Leishmania promastigotes have an elongated spindle shape; their length is 10-20 μm, width - 3-5 μm. The nucleus, protoplasm and kinegoplasm are stained in the same colors as in amastigotes. In cultures, promastigotes often collect in clusters in the form of rosettes, with flagella facing the center (agglomeration phenomenon).
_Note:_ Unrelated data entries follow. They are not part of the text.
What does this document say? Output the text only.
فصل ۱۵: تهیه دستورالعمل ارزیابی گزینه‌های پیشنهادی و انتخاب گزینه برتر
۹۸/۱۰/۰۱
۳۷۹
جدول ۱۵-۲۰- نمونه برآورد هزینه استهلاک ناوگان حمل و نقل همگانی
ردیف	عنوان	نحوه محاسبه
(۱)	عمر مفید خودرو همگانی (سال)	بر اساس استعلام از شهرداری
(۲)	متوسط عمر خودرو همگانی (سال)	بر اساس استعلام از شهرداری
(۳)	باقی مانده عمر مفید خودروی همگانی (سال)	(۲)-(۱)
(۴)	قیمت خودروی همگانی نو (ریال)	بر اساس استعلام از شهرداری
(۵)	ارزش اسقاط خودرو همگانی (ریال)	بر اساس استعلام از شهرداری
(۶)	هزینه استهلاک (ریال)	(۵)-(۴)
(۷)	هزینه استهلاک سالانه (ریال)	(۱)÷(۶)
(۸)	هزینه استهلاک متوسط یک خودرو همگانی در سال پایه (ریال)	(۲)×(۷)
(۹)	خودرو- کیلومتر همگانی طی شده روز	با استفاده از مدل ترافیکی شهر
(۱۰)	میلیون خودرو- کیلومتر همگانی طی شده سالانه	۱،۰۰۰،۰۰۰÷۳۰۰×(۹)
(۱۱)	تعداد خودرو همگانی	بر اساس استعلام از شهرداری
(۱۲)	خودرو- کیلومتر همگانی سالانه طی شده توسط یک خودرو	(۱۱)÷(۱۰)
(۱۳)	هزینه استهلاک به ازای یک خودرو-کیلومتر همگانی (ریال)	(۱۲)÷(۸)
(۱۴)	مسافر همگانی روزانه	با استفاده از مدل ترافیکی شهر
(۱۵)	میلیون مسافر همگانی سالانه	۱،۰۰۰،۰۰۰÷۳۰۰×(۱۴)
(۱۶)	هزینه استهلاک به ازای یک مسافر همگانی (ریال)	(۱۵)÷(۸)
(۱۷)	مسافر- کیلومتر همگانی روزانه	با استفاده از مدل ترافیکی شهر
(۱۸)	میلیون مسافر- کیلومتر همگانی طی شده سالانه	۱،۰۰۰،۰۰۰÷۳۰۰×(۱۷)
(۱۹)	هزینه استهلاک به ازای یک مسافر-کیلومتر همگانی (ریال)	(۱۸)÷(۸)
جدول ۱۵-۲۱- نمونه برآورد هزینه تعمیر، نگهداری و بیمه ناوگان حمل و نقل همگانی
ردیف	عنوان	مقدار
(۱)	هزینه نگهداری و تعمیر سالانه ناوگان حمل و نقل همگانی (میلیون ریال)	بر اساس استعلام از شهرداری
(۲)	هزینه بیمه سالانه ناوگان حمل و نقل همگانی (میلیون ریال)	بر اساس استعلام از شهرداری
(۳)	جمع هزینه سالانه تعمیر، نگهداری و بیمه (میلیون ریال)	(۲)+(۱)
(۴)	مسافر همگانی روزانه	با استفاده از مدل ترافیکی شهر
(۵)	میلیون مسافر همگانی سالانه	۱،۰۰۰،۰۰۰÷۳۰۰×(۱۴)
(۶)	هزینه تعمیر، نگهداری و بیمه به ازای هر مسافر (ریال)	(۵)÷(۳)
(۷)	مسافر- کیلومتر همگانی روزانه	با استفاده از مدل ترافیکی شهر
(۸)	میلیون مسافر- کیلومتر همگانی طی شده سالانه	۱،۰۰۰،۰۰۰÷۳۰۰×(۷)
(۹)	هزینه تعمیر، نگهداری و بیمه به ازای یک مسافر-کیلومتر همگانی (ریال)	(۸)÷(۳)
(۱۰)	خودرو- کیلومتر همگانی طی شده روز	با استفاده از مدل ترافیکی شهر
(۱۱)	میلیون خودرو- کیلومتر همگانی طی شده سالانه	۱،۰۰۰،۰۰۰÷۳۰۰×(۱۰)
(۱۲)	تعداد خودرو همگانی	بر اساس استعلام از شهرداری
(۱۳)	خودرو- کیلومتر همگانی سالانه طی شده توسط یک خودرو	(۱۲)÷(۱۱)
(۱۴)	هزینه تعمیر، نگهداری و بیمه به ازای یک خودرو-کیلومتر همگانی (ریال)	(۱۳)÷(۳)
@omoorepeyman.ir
How to prevent leishmaniasis?

In endemic areas, leishmaniasis prevention is carried out differentially depending on the form of the disease in several directions. For anthroponoses (kala-azar, AKL), the main preventive measures are: identification and treatment of patients, mosquito control in populated areas. Much more complex and labor-intensive is the prevention of visceral leishmaniasis and ZKL, in which reservoirs of pathogens and sources of human infection are mainly wild animals. Preventive measures in foci of visceral leishmaniasis include: active identification and treatment of patients, detection and destruction of sick dogs in populated areas (treatment of valuable breeds is possible), limitation of the number of wild, predatory animals (foxes, jackals, etc.). Mosquito control is carried out in the vicinity of populated areas. Activities in ZKL foci, along with the identification and treatment of patients, are aimed at eliminating the main reservoir of the pathogen in nature - various types of rodents and the fight against burrowing mosquitoes.

In addition, to protect the population in foci of ACL and ZCL, prophylactic vaccinations with a live virulent culture of L. major are used.

A very effective measure for preventing leishmaniasis is protection from mosquito attacks. For this purpose, in the evening, immediately before sunset and throughout the night, it is advisable to use special mosquito-repellent substances - repellents, as well as a fine-mesh net.

Ukrainian citizens traveling outside the country may become infected with leishmaniasis when visiting neighboring countries during the active season of infection transmission (May - September): Azerbaijan (VL), Armenia (VL), Georgia (VL), South Kazakhstan (VL, ZKL), Kyrgyzstan (VL), Tajikistan (VL, ZKL), Turkmenistan (ZKL, VL), Uzbekistan (ZKL, VL). Crimea should also be considered endemic for visceral leishmaniasis, where isolated cases of visceral leishmaniasis have been registered in the past.

Among the countries of the far abroad, India poses the greatest danger in relation to kala-azar, where tens of thousands of cases of this disease are registered annually. Visceral leishmaniasis can most often be contracted in the countries of the Middle, Near East and the Mediterranean. Cutaneous leishmaniasis is dangerous for citizens traveling to the countries of the Middle, Near East and North Africa. In the countries of Central and South America, along with visceral, there are foci of cutaneous-mucous leishmaniasis.

The main preventive measure for citizens, even for a short time, traveling to the named regions, is protection from mosquito attacks. In addition, to prevent ZKL, vaccinations with a live culture and chemoprophylaxis with pyrimethamine can be recommended. It should be noted that vaccinations are contraindicated for children under 1 year old, patients with skin or chronic diseases (tuberculosis, diabetes, etc.) and people who have previously suffered from cutaneous leishmaniasis, and pyrimethamine is contraindicated in diseases of the hematopoietic organs, kidneys and pregnancy.